Olhos fixos na enxada e no chão, o oleiro reclama: "Parece que, em vez de melhorar o país, querem piorar. Não entendo como é que tem gente assim, que é rica e ainda fica roubando os outros", afirma o trabalhador, que é casado e tem três filhos -o mais velho com 11 anos.

Lama no interior
Foi com a idade do filho de Silva que José Sales, 35, começou a aprender, também com o pai, as primeiras lições de como tirar sustento do lamaçal, na zona rural de Esperantina (a 183 km de Teresina). Sales chegou a cursar até a 7ª série, mas nunca conseguiu um emprego formal.
Ele sai de casa, onde mora com a mulher e os filhos Liana, 4, e José, 6, às 5h. Às vezes, volta para almoçar. Muitas vezes, come ali mesmo, sentado em um tronco, na clareira aberta a fogo.
Sales nunca ouviu falar do escândalo dos Correios, de CPI ou de mensalão. Mas tem uma visão crítica, criada a partir de sua própria condição de vida. "Os homens da lei não dão jeito, então a gente tem que viver assim."
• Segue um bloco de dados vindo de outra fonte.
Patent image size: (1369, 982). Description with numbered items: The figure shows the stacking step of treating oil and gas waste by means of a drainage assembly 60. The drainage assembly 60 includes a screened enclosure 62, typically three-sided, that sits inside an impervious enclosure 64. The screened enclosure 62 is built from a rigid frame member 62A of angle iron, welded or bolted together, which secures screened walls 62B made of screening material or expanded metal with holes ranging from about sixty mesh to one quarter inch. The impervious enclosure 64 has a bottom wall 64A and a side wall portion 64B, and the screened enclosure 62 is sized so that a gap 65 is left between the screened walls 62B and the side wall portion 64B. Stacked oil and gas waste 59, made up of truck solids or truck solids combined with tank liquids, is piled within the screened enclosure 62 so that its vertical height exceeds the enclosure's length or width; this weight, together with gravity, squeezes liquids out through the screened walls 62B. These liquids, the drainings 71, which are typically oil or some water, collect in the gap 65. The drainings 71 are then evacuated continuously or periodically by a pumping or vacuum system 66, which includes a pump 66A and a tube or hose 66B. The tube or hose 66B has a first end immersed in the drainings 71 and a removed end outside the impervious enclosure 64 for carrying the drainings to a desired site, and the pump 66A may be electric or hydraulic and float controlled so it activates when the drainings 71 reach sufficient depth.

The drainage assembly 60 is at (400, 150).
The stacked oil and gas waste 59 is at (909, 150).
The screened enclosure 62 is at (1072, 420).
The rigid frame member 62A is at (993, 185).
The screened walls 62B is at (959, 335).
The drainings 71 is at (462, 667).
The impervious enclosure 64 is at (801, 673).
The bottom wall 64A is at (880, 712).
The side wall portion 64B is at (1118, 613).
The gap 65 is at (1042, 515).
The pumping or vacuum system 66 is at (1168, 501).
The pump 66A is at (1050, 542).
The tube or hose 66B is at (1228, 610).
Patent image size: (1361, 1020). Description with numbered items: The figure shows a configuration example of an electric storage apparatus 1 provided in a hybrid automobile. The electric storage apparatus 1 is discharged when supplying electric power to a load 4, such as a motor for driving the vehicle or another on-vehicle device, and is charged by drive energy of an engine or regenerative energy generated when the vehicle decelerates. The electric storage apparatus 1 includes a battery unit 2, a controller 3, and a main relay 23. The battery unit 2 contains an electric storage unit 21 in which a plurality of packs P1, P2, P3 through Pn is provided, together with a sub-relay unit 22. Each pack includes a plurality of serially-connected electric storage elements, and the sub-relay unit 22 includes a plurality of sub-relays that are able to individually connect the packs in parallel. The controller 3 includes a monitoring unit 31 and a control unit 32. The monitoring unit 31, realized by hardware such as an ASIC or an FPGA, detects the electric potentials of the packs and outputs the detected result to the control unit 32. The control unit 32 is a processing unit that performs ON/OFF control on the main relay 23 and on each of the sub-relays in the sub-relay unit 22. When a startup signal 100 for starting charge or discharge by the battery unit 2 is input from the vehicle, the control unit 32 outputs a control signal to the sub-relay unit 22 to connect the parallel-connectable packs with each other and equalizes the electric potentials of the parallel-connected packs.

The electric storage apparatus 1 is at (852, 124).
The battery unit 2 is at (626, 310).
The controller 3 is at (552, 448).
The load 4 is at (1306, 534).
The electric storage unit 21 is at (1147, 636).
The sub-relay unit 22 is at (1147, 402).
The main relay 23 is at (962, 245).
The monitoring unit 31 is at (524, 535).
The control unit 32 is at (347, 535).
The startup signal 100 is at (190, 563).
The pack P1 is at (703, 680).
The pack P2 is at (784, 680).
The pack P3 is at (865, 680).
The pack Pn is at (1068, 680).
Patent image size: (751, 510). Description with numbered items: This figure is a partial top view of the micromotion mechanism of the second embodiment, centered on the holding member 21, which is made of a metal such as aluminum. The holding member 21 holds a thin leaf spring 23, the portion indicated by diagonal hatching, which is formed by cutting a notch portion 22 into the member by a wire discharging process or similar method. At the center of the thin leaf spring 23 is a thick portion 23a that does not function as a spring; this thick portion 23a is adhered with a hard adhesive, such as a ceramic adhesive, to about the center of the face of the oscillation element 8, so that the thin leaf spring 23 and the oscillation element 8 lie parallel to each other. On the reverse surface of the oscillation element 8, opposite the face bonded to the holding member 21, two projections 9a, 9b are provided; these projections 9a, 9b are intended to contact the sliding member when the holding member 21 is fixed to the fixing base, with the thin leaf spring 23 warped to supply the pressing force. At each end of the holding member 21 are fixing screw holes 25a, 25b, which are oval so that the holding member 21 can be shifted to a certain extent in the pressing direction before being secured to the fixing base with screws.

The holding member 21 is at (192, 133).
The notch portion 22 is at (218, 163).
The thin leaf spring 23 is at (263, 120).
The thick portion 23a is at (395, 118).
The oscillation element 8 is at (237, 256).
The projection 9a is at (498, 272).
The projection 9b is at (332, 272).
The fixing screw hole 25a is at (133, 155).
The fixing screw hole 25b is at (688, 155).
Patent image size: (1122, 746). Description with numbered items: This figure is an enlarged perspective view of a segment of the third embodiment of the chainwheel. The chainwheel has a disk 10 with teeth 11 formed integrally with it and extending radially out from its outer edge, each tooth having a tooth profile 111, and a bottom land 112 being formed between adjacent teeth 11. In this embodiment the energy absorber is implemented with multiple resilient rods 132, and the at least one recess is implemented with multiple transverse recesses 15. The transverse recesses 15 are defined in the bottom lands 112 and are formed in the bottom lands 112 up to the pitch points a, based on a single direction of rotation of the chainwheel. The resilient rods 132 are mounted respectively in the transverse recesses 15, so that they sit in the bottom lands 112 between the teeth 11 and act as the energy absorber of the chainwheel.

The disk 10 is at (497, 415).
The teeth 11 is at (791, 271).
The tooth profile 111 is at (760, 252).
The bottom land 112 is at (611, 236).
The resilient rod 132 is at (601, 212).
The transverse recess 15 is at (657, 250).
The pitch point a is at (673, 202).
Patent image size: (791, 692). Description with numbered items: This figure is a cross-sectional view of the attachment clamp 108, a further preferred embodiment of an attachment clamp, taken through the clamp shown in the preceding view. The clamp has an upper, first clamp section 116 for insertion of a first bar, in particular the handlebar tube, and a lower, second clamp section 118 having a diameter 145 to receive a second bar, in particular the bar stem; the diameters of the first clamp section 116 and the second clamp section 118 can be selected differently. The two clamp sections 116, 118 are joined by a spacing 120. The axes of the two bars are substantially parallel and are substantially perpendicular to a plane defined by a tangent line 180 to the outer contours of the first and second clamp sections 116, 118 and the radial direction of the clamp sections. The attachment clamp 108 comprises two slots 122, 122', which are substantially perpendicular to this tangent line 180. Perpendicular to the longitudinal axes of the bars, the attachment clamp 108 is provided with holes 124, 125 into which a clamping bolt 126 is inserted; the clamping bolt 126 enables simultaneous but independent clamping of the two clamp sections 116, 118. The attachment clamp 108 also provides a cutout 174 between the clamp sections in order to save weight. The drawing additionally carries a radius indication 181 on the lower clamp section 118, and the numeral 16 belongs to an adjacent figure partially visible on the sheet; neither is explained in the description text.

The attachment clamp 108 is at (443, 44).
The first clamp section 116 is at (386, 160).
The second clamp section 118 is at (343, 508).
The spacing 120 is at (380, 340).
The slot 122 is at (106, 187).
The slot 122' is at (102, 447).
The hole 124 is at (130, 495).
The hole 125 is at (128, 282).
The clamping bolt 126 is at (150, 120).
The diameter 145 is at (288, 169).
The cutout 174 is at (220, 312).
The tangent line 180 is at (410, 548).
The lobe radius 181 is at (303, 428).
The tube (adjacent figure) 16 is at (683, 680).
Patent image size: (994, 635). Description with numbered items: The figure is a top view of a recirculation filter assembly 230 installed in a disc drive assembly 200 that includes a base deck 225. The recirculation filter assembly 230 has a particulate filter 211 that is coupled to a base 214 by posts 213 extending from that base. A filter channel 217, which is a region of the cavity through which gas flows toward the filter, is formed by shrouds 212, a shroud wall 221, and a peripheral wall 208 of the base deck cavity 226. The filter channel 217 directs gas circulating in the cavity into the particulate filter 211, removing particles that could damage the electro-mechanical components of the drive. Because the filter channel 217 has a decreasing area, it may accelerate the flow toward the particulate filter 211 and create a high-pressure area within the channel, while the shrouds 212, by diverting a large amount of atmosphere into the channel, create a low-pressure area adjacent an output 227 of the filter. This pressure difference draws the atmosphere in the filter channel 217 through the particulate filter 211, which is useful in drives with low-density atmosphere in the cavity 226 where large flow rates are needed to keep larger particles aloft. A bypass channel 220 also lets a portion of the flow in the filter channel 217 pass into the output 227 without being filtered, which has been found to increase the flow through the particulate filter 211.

O oleiro trabalha com cerca de 15 pessoas em uma área de extração de aproximadamente 5.000 metros quadrados. A paisagem do local lembra um garimpo. Nos buracos alagados, homens enlameados cavam a terra.
Com as mãos, eles fazem bolas de argila, que são jogadas em gabaritos de madeira. O barro é alisado, molhado e alisado de novo. Três tijolos ficam prontos por vez. Enquanto secam no chão, os trabalhadores voltam para a vala e começam tudo de novo.

Medo da chuva
Sem uma expectativa de melhora, os rumos da política nacional e da economia não os preocupam. O risco de doença também não os incomoda. O grande temor dos "homens da lama" é a chuva, que dissolve seu maior patrimônio, os tijolos.
Para evitar prejuízos nessa época de transição do período de chuva para o de estiagem, eles fazem pilhas e as cobrem com folhas de babaçu, uma palmeira muito comum na região.
Quando as chuvas cessarem, em agosto, o número de homens em busca de sobrevivência no "mar de lama" piauiense vai aumentar. No interior do Estado, eles virão principalmente das lavouras, que não terão condições de produzir durante a seca.
Em Teresina, eles serão os mesmos que há anos confeccionam tijolos durante a seca e erguem paredes e muros na cidade nos períodos chuvosos.
"Com esse desemprego, quem tem sorte trabalha como ajudante de pedreiro, no inverno", diz Silva -o oleiro que viu a "escandice" dos políticos na TV. "Quem não tem [sorte] vai catar lixo."